Aaron Finch aims to play in 2023 World Cup even though age is not on his side

Finch also looks forward to getting a fixed spot in the Test format.

Aaron Finch | Getty

Australian ODI captain Aaron Finch has set a goal for himself to be a part of the Aussie squad for the 2023 ODI World Cup in India.

Aaron Finch is currently 33 years old and he will be more than 36 during the ICC ODI World Cup 2023. He definitely aims to play in the tournament but that depends on his form and fitness. He has decided to take it one series at a time but the main goal is to play in the 2023 mega tournament.

Finch told Sydney Morning Herald, “I'd love to be (playing 2023 World Cup), no doubt. At 33 now, I think my game is in as good a place as it's ever been. That's a definite goal of mine. That will come down to form and fitness; the desire won't be any less than it is.

"I know it's a cliche, taking it one tour at a time, but that's 100 per cent a goal of mine down the track,” he added.

The limited-overs captain for Australia has played 177 games for Australia in white ball cricket but has not yet cemented his place in the Test side. He also aims to be a Test match regular for the Aussies even though it looks like an almost unreal goal.

He said, “It might be more of a dream now than a reality. I still have ambitions of trying to work my way back in there (Tests), but the tough part is trying to get enough four-day cricket to push your case. I missed one game with the Vics (Victoris) through injury, one game was called off, missed one with the T20 series.

Some of the young kids coming through, they're so bloody good. I'd love to play. I suppose the next tour of Bangladesh, that's probably, who knows, that would be up in the air. It's still my No. 1 goal to try and get back into the Test side," he added.

READ ALSO: Finch says Australia focused on executing plans against Indian spinners and pacers

But he is at a level of maturity where he is ready to quit chasing the Test cricket dream if the selectors have a chat with him and tell him that they don’t look at the opener as one to play with the red ball.
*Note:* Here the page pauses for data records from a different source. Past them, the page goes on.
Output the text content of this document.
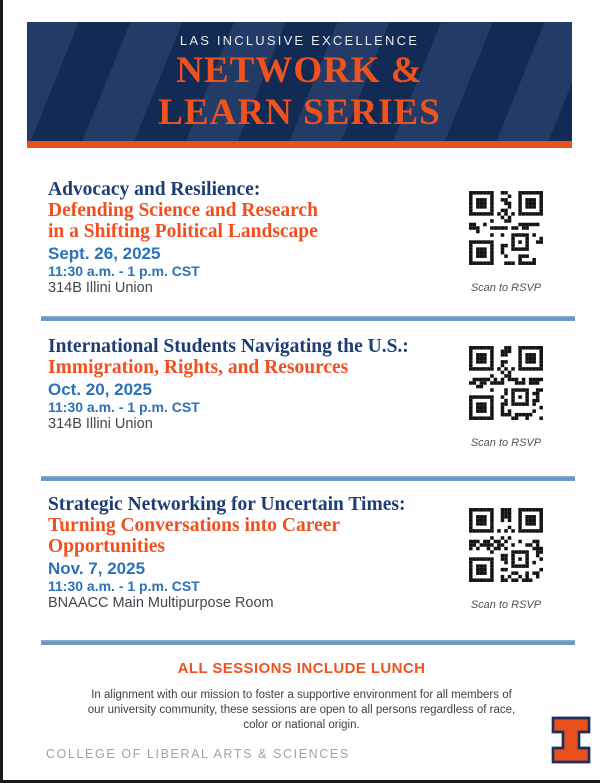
LAS INCLUSIVE EXCELLENCE
NETWORK &
LEARN SERIES
Advocacy and Resilience:
Defending Science and Research
in a Shifting Political Landscape
Sept. 26, 2025
11:30 a.m. - 1 p.m. CST
314B Illini Union	Scan to RSVP
International Students Navigating the U.S.:
Immigration, Rights, and Resources
Oct. 20, 2025
11:30 a.m. - 1 p.m. CST
314B Illini Union
Scan to RSVP
Strategic Networking for Uncertain Times:
Turning Conversations into Career
Opportunities
Nov. 7, 2025
11:30 a.m. - 1 p.m. CST
BNAACC Main Multipurpose Room	Scan to RSVP
ALL SESSIONS INCLUDE LUNCH
In alignment with our mission to foster a supportive environment for all members of our university community, these sessions are open to all persons regardless of race, color or national origin.
COLLEGE OF LIBERAL ARTS & SCIENCES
If it got to the point where I had some good chats with the selectors and they couldn't see me playing Test cricket again, that's something you have to consider. Number one is to give yourself the best chance to be playing a format that you're playing, one-dayers and T20s. A little bit of that is respect to the younger players coming through. I don't want to be that guy who is holding up young guys if I'm not going to play Test cricket," he said.